W 1908 roku władze cywilne zabroniły mu wykonywania urzędu proboszcza i przebywania w Wilnie, ponieważ stanął w obronie biskupa Edwarda von Roppa usuniętego ze stolicy biskupiej 17 października 1907 r.
Po 23 latach kapłaństwa, za zgodą administratora diecezji, Sługa Boży zdecydował się na wstąpienie do Zakonu Braci Mniejszych Konwentualnych: w związku z takim zamiarem, pod pretekstem kuracji zdrowotnej, udał się najpierw do Lwowa, potem do Krakowa (wówczas pod okupacją austriacką), gdzie istniały klasztory franciszkańskie.
Dnia 2 października 1910 r. ksiądz Jóżef Fordon przywdział habit franciszkański w klasztorze krakowskim, przyjmując imię Melchior, i rozpoczął nowicjat kanoniczny pod kierunkiem fr. Mariana Sobolewskiego, byłego prokuratora generalnego Zakonu. 14 lipca 1911 roku, po skróceniu okresu próby ze strony Kongregacji ds. Zakonów, złożył pierwsze śluby zakonne i powrócił do diecezji wileńskiej, do Waka Murowana, aby następnie osiedlić się w pobliskim Landwarowie, jako gość księcia Tyszkiewicza: oficjalnie pełnił rolę kapelana jego posiadłości; faktycznie prowadził życie zakonne w ukryciu (in abscondito).
Pod koniec 1913 roku administrator apostolski bp. Kazimierz Michał Michalkiewicz mianował go wikariuszem parafii MB. Anielskiej, w której uprzednio, przez dziesięć lat, był proboszczem. Tutaj spędził lata I Wojny Światowej. Dnia 5 sierpnia 1914 roku uzyskał od rosyjskiego gubernatora zgodę na stanięcie w „szeregi franciszkanów” w Grodnie. Dnia 4 września 1915 roku, po wycofaniu się wojsk rosyjskich i zdobyciu części miasta przez wojska niemieckie, Sługa Boży ocalił przed rozstrzelaniem trzynastu strażaków, oskarżonych o szpiegostwo na rzecz Rosjan, ręcząc za ich niewinność własnym życiem.
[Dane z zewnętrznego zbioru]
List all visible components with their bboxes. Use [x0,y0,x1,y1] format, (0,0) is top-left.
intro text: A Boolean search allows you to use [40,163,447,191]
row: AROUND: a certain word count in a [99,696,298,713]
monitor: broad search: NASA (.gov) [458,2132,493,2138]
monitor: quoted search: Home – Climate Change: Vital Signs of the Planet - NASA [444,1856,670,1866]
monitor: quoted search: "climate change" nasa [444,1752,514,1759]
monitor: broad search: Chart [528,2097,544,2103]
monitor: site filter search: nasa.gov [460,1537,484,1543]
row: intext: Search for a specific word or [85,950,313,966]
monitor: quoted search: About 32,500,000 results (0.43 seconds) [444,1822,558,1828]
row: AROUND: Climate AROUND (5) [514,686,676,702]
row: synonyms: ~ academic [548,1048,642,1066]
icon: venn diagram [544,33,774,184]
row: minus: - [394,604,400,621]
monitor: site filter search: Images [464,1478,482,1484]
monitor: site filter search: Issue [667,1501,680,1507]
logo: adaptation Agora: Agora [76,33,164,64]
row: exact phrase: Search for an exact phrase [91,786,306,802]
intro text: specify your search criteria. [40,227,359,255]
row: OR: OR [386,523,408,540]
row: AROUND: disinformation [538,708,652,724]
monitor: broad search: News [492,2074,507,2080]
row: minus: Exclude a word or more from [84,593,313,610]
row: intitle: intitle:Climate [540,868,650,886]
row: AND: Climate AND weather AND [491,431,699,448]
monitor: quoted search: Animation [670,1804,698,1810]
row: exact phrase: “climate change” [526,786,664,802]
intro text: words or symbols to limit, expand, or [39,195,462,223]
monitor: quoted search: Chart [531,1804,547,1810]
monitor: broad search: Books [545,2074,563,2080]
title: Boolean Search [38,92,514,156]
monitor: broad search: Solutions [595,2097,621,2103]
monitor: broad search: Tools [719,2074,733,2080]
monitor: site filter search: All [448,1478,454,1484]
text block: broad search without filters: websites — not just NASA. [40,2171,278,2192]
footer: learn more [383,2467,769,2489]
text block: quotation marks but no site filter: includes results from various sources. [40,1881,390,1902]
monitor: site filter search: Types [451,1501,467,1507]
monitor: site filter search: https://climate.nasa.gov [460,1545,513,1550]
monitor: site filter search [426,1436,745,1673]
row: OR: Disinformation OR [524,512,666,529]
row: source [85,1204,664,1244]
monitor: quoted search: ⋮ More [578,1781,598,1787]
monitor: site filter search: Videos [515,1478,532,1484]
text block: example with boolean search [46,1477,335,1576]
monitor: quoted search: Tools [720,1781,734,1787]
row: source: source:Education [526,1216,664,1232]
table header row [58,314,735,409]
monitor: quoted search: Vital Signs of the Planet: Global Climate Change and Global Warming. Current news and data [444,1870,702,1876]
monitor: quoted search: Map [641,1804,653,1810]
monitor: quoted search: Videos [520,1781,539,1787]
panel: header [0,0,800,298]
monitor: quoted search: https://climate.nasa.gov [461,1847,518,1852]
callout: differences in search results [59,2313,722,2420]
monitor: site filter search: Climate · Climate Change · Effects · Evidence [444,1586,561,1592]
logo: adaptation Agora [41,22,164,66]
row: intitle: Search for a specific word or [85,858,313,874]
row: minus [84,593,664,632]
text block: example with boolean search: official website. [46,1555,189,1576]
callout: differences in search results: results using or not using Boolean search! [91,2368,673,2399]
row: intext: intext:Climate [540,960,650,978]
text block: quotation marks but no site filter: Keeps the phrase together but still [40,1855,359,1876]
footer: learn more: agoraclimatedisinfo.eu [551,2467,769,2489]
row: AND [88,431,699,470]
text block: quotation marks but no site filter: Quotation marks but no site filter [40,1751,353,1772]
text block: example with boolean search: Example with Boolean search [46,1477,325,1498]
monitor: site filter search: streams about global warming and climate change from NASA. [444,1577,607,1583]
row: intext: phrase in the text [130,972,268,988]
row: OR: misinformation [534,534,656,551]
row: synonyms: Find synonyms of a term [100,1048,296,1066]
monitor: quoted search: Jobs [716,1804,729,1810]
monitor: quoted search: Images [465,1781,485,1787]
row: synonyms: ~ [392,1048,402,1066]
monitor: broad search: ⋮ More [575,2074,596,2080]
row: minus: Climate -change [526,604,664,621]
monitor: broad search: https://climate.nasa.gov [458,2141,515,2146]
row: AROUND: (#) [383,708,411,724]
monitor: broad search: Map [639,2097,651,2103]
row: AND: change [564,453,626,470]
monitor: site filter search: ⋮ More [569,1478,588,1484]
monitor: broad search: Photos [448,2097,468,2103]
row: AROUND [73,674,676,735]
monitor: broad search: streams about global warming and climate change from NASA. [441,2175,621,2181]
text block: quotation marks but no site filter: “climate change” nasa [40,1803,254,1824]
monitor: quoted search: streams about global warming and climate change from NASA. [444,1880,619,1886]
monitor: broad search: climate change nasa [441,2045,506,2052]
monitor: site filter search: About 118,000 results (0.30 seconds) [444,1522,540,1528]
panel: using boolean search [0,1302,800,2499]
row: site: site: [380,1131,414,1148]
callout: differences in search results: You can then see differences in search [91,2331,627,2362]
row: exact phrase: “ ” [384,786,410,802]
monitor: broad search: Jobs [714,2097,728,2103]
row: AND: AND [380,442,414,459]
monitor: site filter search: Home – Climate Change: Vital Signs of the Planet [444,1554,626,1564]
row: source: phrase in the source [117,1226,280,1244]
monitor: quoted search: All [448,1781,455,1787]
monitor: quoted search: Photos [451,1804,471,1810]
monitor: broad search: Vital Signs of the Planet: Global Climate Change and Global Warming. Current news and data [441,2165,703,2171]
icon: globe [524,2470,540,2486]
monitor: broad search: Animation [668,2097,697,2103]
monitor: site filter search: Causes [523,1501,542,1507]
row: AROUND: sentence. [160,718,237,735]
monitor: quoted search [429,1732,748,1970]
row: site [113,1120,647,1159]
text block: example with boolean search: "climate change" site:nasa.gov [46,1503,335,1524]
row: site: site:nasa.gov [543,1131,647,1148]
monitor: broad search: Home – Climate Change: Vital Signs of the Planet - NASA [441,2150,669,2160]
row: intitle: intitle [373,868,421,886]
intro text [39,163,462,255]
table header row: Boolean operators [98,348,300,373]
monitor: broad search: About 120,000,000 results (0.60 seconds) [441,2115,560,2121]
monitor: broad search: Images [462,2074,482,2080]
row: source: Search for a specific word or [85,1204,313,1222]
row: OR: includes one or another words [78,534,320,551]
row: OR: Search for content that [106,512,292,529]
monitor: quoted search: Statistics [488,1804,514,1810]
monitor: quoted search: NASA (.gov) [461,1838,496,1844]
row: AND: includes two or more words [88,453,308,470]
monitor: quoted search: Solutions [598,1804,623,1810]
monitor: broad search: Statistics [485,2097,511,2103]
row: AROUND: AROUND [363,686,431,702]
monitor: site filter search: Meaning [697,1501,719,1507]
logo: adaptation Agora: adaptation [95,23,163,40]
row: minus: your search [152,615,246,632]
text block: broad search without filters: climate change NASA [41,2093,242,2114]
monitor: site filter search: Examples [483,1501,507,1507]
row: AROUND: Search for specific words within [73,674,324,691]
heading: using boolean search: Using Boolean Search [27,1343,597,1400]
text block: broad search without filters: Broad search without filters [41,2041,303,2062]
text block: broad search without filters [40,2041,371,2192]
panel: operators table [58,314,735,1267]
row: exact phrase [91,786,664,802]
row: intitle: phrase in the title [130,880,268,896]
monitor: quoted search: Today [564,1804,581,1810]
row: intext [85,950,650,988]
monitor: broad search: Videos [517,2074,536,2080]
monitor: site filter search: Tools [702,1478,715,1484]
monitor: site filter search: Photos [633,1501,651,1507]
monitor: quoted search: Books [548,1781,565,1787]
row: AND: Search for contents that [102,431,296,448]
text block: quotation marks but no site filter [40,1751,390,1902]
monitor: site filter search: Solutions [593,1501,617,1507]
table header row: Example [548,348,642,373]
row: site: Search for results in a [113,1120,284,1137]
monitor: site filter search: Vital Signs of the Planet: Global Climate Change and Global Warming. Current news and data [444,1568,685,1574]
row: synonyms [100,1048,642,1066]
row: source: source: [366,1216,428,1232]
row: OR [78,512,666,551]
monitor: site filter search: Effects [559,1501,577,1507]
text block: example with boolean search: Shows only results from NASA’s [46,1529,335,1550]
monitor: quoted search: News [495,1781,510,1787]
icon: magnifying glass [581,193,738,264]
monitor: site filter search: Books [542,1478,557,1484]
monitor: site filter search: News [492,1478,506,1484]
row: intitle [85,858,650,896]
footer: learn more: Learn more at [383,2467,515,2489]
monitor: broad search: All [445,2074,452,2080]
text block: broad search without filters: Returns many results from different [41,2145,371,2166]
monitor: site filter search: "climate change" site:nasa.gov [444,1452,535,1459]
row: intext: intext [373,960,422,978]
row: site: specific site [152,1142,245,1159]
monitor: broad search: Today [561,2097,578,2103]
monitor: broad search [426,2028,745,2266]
Od tego czasu fr. Fordon może publicznie przywdziewać habit zakonny i otwarcie przyznawać się, że jest franciszkaninem (Bratem Mniejszym Konwentualnym); dopiero jednak po odzyskaniu wolności i ogłoszeniu niepodległości Polski w dniu 11 listopada 1920 roku, mogą dołączyć do niego jego współbracia. Wcześniej, dnia 20 stycznia 1919 roku, zostaje mianowany pierwszym gwardianem klasztoru w Grodnie po kasacie i w im będzie przyjmował pierwszych powracających zakonników.
Podczas kapituły (21-22 kwietnia 1920 roku) został mianowany gwardianem odzyskanego klasztoru w Wilie; dotarł tam w maju tego samego roku. Niestety, w lipcu zbliżyły się do miasta oddziały sowieckie. Wielu kapłanów i zakonników opuściło te tereny, on pozostał i została mu powierzona troska duszpasterska w parafii św. Jana. Po wyzwoleniu miasta przez oddziały polskie (9 października 1920 roku) ponowił wysiłki, aby odzyskać cały klasztor i kościół, niestety, bezskutecznie.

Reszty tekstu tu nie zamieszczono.